BAG: Schadenersatzanspruch Schwerbehinderter bei Verletzung der Pflicht gem. § 81 Abs. 1 SGB IX bei Stellenbesetzung
Das Bundesarbeitsgericht (BAG) hatte in seinem Urteil vom 13.10.2011, Az.: 8 AZR 608/10, über einen Anspruch auf Entschädigung gem. § 15 Abs. 2 AGG zu entscheiden, weil ein Arbeitgeber gegen seine Verpflichtungen aus § 81 Abs. 1 SGB IX verstoßen hat, bei der Besetzung einer Stelle zu prüfen, ob diese auch mit einem Schwerbehinderten besetzt werden kann.
Sachverhalt
In dem vom BAG zu entscheidenden Fall hatte sich der schwerbehinderte Kläger, mit einem Grad der Behinderung von 60, bei einer Gemeinde auf eine Stelle zur Mutterschaftsvertretung in den Bereichen Personalwesen, Bauleitplanung, Liegenschaften und Ordnungsamt beworben.
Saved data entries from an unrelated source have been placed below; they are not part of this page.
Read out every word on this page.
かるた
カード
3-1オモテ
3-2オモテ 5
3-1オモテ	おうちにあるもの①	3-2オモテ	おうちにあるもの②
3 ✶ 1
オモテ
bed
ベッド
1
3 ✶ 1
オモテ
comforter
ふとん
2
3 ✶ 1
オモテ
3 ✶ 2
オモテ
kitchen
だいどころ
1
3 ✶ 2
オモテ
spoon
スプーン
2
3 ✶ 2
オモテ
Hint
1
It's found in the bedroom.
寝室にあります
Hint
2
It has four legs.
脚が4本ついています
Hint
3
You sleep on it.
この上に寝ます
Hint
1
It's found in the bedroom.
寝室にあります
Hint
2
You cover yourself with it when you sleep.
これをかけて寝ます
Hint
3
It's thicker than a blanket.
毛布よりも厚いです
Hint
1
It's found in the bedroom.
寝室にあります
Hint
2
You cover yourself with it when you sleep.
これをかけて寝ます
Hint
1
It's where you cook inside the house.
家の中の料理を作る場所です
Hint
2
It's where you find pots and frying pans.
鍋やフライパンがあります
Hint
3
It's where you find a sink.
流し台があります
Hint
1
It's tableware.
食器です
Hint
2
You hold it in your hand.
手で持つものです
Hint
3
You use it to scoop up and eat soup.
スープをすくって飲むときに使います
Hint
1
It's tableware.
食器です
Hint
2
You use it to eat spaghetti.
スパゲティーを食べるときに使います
Der Kläger hatte eine kaufmännische Berufsausbildung, ein Fachhochschulstudium der Betriebswirtschaft und die Ausbildung zum gehobenen Verwaltungsdienst absolviert. Die Gemeinde besetzte die Stelle anderweitig, ohne zuvor zu prüfen, ob der freie Arbeitsplatz mit schwerbehinderten Menschen besetzt werden kann oder diesbezüglich Kontakt zur Agentur für Arbeit aufgenommen zu haben, wonach sie gem. § 81 Abs. 1 SGB IX verpflichtet ist. Der Kläger verlangte daraufhin eine Entschädigung nach § 15 Abs. 2 AGG mit der Begründung, die Gemeinde habe ihn wegen seiner Behinderung benachteiligt. Arbeitsgericht und Landesarbeitsgericht wiesen die Klage ab. Die Revision des Klägers vor dem BAG hatte Erfolg.
Entscheidung
Das BAG begründete seine Entscheidung damit, dass die Beklagte ihre Prüfpflichten aus § 81 Abs. 1 SGB IX verletzt habe. „Arbeitgeber sind danach verpflichtet zu prüfen, ob sie freie Arbeitsplätze mit schwerbehinderten Menschen besetzen können. Um auch arbeitslose oder arbeitssuchend gemeldete schwerbehinderte Menschen zu berücksichtigen, muss der Arbeitgeber frühzeitig Verbindung mit der Agentur für Arbeit aufnehmen. Diese in § 81 Abs. 1 SGB IX geregelte gesetzliche Pflicht trifft alle Arbeitgeber, nicht nur die des öffentlichen Dienstes. Die Prüfpflicht zur Berücksichtigung schwerbehinderter Menschen bei der Besetzung freier Stellen besteht immer und für alle Arbeitgeber und unabhängig davon, ob sich ein schwerbehinderter Mensch beworben hat oder bei seiner Bewerbung diesen Status offenbart hat. Verletzt ein Arbeitgeber diese Prüfpflicht, so stellt dies ein Indiz dafür dar, dass er einen abgelehnten schwerbehinderten Menschen wegen der Behinderung benachteiligt hat, weil er seine Förderungspflichten unbeachtet gelassen hatte.“, so das BAG in seiner Pressmitteilung.
Praxistipp
Vor der Besetzung eines freien Arbeitsplatzes ist zu überprüfen, ob der Arbeitsplatz mit einem schwerbehinderten Menschen besetzt werden kann. Hierzu ist frühzeitig mit der Agentur für Arbeit Kontakt aufzunehmen. Die Durchführung der Prüfung gem. § 81 Abs. 1 SGB IX ist schriftlich zu dokumentieren. § 81 Abs.1 SBG IX verpflichtet nur zur Prüfung, nicht aber die Stelle zwingend mit einem schwerbehinderten Menschen zu besetzen.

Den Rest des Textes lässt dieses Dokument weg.